What's Different This Time: Part 1
Is 2014 the new 2009? Or 1998? Or 1995?
This time, I am an independent contractor instead of an employee on a contract. The second screen is a MacBook Air instead of the original white MacBook. The main screen is a nicely powered iMac instead of a sluggish Windows XP enabled HP that had the world's noisiest fan. The cell phone is an iPhone 5 instead of a Windows Mobile enabled Motorola. The fax is virtual, not physical.
But other than that, this time it is pretty much the same. A large wholesaler has "exited" the business. They couldn't make money. They tried to get their suppliers to pay them more and they were turned down. Then their suppliers cut them off when the couldn't or wouldn't pay the bills.
So we pick up the pieces. We care for the publishers needs by trying to expedite the removal of copies from closed or soon to be closed warehouses. We explain the terms of their national distribution contracts. We try to calculate what is covered and what will be a loss. We try to project what the landscape will look like when the dust settles. Again.

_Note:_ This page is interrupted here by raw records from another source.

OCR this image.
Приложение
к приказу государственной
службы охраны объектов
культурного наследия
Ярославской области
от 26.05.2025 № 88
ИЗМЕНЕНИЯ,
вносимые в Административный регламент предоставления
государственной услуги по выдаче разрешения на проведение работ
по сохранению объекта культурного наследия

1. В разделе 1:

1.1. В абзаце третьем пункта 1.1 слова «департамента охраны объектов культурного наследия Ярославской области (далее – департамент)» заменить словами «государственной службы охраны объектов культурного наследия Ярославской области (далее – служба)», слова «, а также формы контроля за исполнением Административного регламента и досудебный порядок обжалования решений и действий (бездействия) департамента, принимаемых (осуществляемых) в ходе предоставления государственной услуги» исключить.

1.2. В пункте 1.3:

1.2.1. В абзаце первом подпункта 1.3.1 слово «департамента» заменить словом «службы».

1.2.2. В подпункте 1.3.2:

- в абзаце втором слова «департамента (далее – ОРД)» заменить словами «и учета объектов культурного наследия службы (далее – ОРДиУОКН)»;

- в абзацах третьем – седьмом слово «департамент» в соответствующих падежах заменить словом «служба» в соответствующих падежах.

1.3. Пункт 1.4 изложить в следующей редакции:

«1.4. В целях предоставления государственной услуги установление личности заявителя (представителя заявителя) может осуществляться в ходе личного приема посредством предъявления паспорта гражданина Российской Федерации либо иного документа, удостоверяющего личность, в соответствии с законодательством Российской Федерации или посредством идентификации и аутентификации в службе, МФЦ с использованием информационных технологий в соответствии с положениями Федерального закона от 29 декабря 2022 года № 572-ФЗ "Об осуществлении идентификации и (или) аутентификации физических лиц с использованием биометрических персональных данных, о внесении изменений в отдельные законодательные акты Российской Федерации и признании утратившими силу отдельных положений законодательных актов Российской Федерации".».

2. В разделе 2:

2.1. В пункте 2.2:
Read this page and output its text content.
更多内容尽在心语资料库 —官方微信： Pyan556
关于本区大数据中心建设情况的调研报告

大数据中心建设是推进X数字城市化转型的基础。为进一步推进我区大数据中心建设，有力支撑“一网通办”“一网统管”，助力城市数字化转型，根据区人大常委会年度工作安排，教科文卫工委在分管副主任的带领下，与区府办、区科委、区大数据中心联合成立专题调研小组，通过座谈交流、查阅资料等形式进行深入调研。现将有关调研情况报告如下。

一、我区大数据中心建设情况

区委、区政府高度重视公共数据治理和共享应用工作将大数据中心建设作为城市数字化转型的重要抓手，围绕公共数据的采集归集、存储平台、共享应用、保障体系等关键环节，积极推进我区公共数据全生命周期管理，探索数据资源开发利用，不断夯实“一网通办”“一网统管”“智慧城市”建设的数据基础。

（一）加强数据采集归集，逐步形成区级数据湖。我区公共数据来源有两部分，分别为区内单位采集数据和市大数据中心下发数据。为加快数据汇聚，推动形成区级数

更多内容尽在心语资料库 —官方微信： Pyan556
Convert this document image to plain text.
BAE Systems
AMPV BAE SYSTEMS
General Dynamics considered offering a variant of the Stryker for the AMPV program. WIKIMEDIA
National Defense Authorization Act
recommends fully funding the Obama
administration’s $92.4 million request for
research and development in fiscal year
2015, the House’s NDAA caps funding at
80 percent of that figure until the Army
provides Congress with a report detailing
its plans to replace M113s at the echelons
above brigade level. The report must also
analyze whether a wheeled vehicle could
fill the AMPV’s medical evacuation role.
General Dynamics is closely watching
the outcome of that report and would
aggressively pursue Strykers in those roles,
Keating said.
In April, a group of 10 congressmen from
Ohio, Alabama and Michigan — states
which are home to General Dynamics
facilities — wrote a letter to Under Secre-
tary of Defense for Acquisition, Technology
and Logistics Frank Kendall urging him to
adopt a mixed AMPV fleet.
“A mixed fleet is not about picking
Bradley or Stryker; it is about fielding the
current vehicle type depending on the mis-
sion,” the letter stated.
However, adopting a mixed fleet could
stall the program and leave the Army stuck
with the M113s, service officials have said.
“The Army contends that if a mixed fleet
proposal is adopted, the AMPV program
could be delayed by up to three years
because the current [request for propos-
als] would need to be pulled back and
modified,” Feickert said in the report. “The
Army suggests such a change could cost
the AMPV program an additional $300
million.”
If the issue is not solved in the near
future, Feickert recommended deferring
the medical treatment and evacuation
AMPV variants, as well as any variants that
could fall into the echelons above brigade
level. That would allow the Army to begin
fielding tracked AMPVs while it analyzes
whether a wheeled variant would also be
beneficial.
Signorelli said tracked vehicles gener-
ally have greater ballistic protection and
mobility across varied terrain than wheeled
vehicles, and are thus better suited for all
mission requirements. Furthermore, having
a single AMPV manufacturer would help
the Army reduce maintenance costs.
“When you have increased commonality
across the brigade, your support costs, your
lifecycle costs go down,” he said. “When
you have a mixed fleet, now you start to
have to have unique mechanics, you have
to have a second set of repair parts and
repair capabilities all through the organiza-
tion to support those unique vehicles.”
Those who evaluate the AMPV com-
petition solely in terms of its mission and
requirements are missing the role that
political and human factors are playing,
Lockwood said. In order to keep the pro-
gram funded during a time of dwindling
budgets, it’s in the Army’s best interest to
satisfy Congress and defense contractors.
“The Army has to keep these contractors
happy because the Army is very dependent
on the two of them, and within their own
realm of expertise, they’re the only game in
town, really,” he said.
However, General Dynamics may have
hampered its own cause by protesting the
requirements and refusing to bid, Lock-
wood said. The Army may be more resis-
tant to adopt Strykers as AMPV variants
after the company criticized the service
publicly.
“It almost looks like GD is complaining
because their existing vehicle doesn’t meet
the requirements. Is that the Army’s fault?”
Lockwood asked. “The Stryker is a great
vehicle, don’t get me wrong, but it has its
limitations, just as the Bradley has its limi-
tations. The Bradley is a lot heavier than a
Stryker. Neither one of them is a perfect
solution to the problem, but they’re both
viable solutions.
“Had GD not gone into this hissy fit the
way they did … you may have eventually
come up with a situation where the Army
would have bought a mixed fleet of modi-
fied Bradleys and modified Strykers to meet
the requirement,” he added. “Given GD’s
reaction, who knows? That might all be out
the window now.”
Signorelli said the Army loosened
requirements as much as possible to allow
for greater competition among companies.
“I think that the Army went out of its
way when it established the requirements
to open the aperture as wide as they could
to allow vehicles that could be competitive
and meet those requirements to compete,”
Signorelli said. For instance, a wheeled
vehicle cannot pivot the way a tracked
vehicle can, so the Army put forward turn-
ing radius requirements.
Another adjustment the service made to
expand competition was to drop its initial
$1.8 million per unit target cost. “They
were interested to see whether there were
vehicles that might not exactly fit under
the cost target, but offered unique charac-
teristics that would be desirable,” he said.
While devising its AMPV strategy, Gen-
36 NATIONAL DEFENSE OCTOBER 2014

We look forward and estimate what print orders for the next six weeks may look like. Where will they be in six months. We talk back and forth with other colleagues: "How're you doing? What's going on? What have you heard? What are you working on? Did you hear that.... This worked, maybe you can try."
We call our Account Execs and other service providers: "Have you heard about...?"
"When can you get me...?"
"How soon will we know...."
And we remember that we should ask them, "How're you hanging in?"
We try not to think about people we know who will soon find themselves unemployed. Adrift in a sea of unemployed. Most are hard working people who regardless of their work ethic, worked in a business that others consider outdated, antiquated, "Should have been put out of it's misery years ago."
Dinosaurs. Dinosaurs re-arranging deck chairs on the Titanic.
2014 is not 2009, but it feels remarkably similar. Places that I used to call on or visit will no longer be on itinerary. Short cuts, backs doors, people who you could trade with to get things done in short order will no longer be available.
The sky is closer. Is this sustainable?
The business needs rearranging so it is profitable. More importantly, we need a business that doesn't cause the producers, our publishers, to throw up their hands in exasperation because they don't understand how we work, what we do. We should not be black robed magi and high priests chanting unrecognizable prayers to the gods of sales. The new high priests, the web and app based demigods have no patience for our jargon, no interest in our drawn out production schedules.
Likewise, we need to make the case to publishers that circulation, audience development, whatever label you need to slap on it, should no longer be the red headed step child of a magazine's organization. No audience, no magazine.
Is there a future for the print newsstand? Most likely there is. My hope would be that we finally get it right this time. I don't want to be at my desk, or on a plane, or in a taxi (It was all of those this week) and ask myself, ever again, "What's different this time?" and realize that the answer is, "Not too much."
What do you think? How can we fix this and create a sustainable, profitable newsstand?